最新鋭の機器が配備された新「あさぎり」=2月13日、福井県坂井市の福井港

 福井海上保安署に、老朽化のため1月に退役した巡視艇の後継となる新「あさぎり」が配備され2月13日、福井県坂井市の福井港でお披露目された。速力や情報伝達能力が大幅に向上し、海難救助や不審船の追跡などで威力を発揮する。

 旧巡視艇から名称を継承。全長約32メートル、全幅約6・5メートルでサイズはほぼ同じだが、動力がこれまでのプロペラから水を高速、高圧で噴射する「ウオータージェット」に変わったことで速力が2倍にアップした。

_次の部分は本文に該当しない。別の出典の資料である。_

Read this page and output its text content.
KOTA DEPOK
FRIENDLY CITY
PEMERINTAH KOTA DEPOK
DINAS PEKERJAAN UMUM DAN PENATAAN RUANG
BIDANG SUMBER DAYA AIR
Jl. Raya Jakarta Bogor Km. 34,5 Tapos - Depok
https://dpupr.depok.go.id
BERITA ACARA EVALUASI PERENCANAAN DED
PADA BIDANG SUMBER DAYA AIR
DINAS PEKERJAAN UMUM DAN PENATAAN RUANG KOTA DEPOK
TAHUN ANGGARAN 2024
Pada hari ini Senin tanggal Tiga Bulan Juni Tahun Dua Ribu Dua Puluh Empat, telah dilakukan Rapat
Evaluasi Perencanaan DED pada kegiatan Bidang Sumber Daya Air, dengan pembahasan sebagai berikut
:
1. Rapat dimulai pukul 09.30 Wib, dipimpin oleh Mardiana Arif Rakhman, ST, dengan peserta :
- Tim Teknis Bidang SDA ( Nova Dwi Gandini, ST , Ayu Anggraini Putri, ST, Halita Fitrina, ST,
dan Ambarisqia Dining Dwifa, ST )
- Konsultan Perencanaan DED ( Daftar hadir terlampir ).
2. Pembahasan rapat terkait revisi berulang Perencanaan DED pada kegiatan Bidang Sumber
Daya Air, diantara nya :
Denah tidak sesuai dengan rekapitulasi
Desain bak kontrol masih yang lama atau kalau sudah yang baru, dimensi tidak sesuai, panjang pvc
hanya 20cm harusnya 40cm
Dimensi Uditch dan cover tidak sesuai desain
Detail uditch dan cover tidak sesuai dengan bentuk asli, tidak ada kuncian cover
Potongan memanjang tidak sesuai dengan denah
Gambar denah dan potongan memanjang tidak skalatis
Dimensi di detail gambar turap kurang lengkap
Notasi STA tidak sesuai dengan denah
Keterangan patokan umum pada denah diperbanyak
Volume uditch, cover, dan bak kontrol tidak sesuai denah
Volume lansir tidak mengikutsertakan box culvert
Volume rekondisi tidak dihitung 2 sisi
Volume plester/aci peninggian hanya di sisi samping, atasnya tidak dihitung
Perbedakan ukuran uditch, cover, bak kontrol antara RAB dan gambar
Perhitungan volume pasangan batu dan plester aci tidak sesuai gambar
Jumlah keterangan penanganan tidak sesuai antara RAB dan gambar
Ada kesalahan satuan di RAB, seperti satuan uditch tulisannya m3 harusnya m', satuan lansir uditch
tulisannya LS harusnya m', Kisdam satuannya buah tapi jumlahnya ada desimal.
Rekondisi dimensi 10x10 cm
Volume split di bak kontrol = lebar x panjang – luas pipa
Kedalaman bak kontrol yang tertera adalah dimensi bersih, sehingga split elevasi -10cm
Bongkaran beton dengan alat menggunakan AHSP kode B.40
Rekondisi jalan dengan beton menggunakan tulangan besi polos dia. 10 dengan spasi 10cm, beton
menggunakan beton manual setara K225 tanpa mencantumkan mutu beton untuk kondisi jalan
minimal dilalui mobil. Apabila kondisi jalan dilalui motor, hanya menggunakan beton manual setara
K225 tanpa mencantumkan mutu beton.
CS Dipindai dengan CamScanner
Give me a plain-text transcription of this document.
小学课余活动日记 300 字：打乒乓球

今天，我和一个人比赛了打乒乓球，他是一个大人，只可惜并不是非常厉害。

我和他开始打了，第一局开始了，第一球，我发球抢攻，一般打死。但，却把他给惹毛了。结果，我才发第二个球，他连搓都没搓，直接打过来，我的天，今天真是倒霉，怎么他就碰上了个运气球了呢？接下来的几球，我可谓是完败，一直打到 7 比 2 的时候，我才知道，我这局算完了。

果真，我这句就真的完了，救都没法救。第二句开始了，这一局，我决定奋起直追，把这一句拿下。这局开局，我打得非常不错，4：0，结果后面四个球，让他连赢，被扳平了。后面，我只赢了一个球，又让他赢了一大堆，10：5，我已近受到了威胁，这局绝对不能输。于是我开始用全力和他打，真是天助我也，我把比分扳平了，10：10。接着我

 他の船に停船などを求めるメッセージを1キロ先まで知らせることができる電光掲示板も新たに設置。最新鋭の監視装置も装備した。1月29日に配備された。

 坂井市のホテルで就役式が開かれ、関係者約70人が出席。松尾秀昭署長は「石油備蓄基地や火力発電所など重要施設が立地する管内で、最新鋭の設備を備えた船の配備は大きな喜び。一層業務にまい進していきたい」とあいさつ。檀野穣司船長が「乗組員全員が一致団結し、迅速、的確に海上保安業務をこなしていく」と力強く宣言した。式後、福井港で出席者に船内がお披露目された。